Non, non, non, una negazione incessante, costante e continua che ha gli effetti di un boomerang nella vita di ciascuno di noi perché se, come nel presente è causa necessaria per la protezione di ciascuno, nel futuro potrebbe avere l’effetto di una devastazione emozionale per i bisogni umani così improvvisamente repressi.
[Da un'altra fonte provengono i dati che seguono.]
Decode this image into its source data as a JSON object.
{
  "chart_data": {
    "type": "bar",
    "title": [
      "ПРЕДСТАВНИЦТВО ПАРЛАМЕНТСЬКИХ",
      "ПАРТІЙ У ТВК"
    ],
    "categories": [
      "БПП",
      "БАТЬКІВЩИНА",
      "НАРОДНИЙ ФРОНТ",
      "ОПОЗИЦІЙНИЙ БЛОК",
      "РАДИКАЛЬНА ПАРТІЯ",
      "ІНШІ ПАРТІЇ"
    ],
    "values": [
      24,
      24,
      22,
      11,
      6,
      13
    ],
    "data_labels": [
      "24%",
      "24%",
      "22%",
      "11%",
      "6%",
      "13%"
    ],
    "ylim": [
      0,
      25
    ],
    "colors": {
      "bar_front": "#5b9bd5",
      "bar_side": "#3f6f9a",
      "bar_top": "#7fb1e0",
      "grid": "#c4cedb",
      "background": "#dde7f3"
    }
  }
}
In questi 40 giorni passati siamo stati testimoni di flash mob incitanti il legame con il nostro Paese, abbiamo suonato e intonato l’inno nazionale alle finestre, abbiamo cantato Azzurro di Celentano come metafora di uno spiraglio di luce che apre all’oscurità del momento, abbiamo appeso alle nostre terrazze lenzuola con su scritto Tutto Andrà Bene, abbiamo continuato a dirci sempre più faticosamente “ce la faremo”, abbiamo svuotato gli scaffali del supermercato di farina e lievito di birra con l’onore di poter richiamare la nostra capacità e autosufficienza nell’elaborare il pane, la pasta, i dolci della tradizione,

la pizza e le focacce di ogni tipo, abbiamo accompagnato per mano i nostri figli nello spazio virtuale delle varie modalità della didattica a distanza, abbiamo intasato software di videochiamate singolarmente o in gruppo, abbiamo rovistato, mettendoli sottosopra, armadi e cassetti con l’intenzione di fare quelle pulizie di Pasqua che sono state vissute come rinascita personale più che religiosa. Abbiamo continuato ad ascoltare i “restate a casa” provenienti da ogni programma televisivo e radiofonico, veicolati da spazi pubblicitari, di politici, di operatori sanitari e di artisti e di quanti altri ancora. E tutto, dopo i 40 giorni, è ancora sospeso e viaggia al ritmo scandito delle ore 18 dai bollettini di contagi e di decessi propagati dalla Protezione Civile.

E mentre abbiamo cercato di imbastire con i fili della consapevolezza e dell’accettazione un abito da indossare durante il nostro essere monadi involontari, allo steso tempo abbiamo fatto di tutto per non perdere ciò che ci rende e ci ha sempre reso vivi: la relazione con l’Altro.

Poiché se improvvisamente il tempo è scomparso in una quarantena che ha più il sapore di un brutto sogno e l’Altro si è dissolto diventando una intangibile forma virtuale a noi è rimasta la possibilità di reinventarci un luogo e uno spazio di ritrovata comunione.

Nonostante però questi nostri sforzi di indiscussa necessità umana, il ritornare alle comuni regole di vita, come afferma L’I Ching, sembra essere ancora un miraggio. Nel deserto relazionale in cui siamo immersi, ci manca il corpo e le sensazioni che solo esso ci regala.

Ci mancano la carezza, il calore, la preziosità della pelle, lo sguardo, la profondità degli occhi, ci mancano il sorriso e il riso, la danza morbida, l’intreccio amoroso, la voce accogliente, il gioco dei sensi chiave di felicità e di amore.

Ai tempi del Coronavirus-Covid19 ci manca l’Amore e il suo bacio.

Avevamo l’illusione, prima che questa epidemia creasse la sua storia, di aver trovato nella globalizzazione e nell’invasione di ogni angolo di questo pianeta Terra, nuove mappe e territori personali di conquista.

Di tutto ciò invece siamo diventati virus noi stessi, comportandoci come la malattia che adesso uccide e impressiona e fa paura e costringe tanti al dolore e al pianto.

La riflessione che sono riuscita ad elaborare in questi 40 giorni è che oggi stiamo vivendo il paradosso di una vita globale e di una interconnessione che ci vede prigionieri inermi di una illusoria e sospirata dimensione di libertà.